Dals or lentils are the major source of protein in a vegetarian diet. When you cook the dals whole with the skin, they form a good source of fiber too. Sometimes when I cook dal, I add some vegetables to make it a complete meal with rice or rotis. Instead of cooking the vegetables with the dal, I saute them and add it at the end, this way they retain their crunchiness. Today's recipe uses whole moong dal (whole green gram), cauliflower and carrots, a healthy side dish..
Need To Have
- Whole Moong Dal - 1 cup
- Cauliflower - 1 small
- Carrots - 2
- Onion - 1 big chopped
- Tomato Puree - 5 tablespoons
- Grated Ginger - 1 tablespoon
- Garlic - 4 cloves chopped
- Turmeric Powder - 1/2 teaspoon
- Chilli Powder - 1 teaspoon
- Coriander Powder - 1 teaspoon
- Roasted Cumin Powder - 1/2 teaspoon
- Mustard Seeds - 1/4 teaspoon
- Cumin Seeds - 1/4 teaspoon
- Ajwain Seeds - 1 teaspoon
- Chopped Coriander - to garnish
Method
Chop the carrots into medium size cubes and break the cauliflower into medium size florets and pressure cook the moong dal with 1/4 teaspoon turmeric powder. Heat a little oil, saute the cauliflower and carrots with the remaining 1/4 teaspoon turmeric powder and salt till done. Heat oil, add the mustard and cumin seeds, once the spluttering stops add the ajwain seeds to it followed by the onions, ginger and garlic, saute for 5 mins till the raw smell of garlic goes away. Now add the tomato puree, chilli and coriander powder, saute for few more mins, add the cooked dal with water ( about a cup), cook for 5 more mins. Finally add the cooked vegetables and the cumin powder, mix for a minute or two, garnish with the chopped coriander and serve it warm with either rotis or rice.

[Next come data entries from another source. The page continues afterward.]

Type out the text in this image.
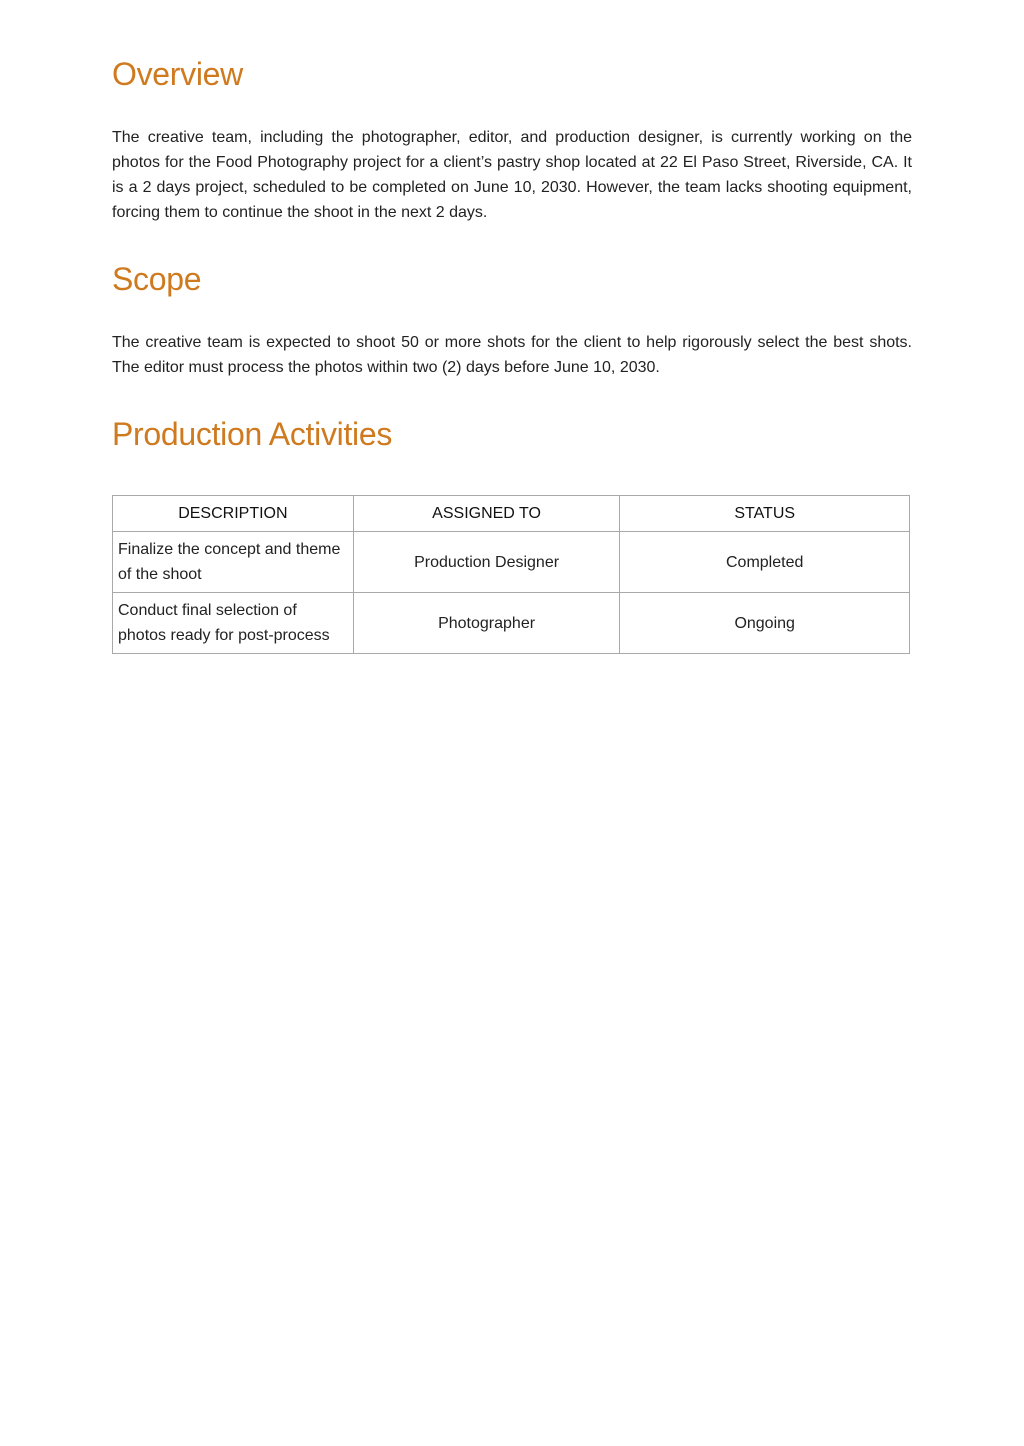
Overview

The creative team, including the photographer, editor, and production designer, is currently working on the photos for the Food Photography project for a client’s pastry shop located at 22 El Paso Street, Riverside, CA. It is a 2 days project, scheduled to be completed on June 10, 2030. However, the team lacks shooting equipment, forcing them to continue the shoot in the next 2 days.

Scope

The creative team is expected to shoot 50 or more shots for the client to help rigorously select the best shots. The editor must process the photos within two (2) days before June 10, 2030.

Production Activities
DESCRIPTION	ASSIGNED TO	STATUS
Finalize the concept and theme of the shoot	Production Designer	Completed
Conduct final selection of photos ready for post-process	Photographer	Ongoing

Sending it to Srav's Cooking Concepts for the CC - Spring Seasonal Food event,
to Zesty South Indian Kitchen for the Hearth And Soul Blog Hop event,
to Food Corner for the Midweek Fiesta event and
to Cooks' Joy for Priya's Healthy Diet - Vegetarian Side Dishes event.
Note
If you soak the moong dal for a couple of hours, the cooking time is reduced.
Do not overcook the vegetables, they should retain a slight crunch, you can also roast them in the oven.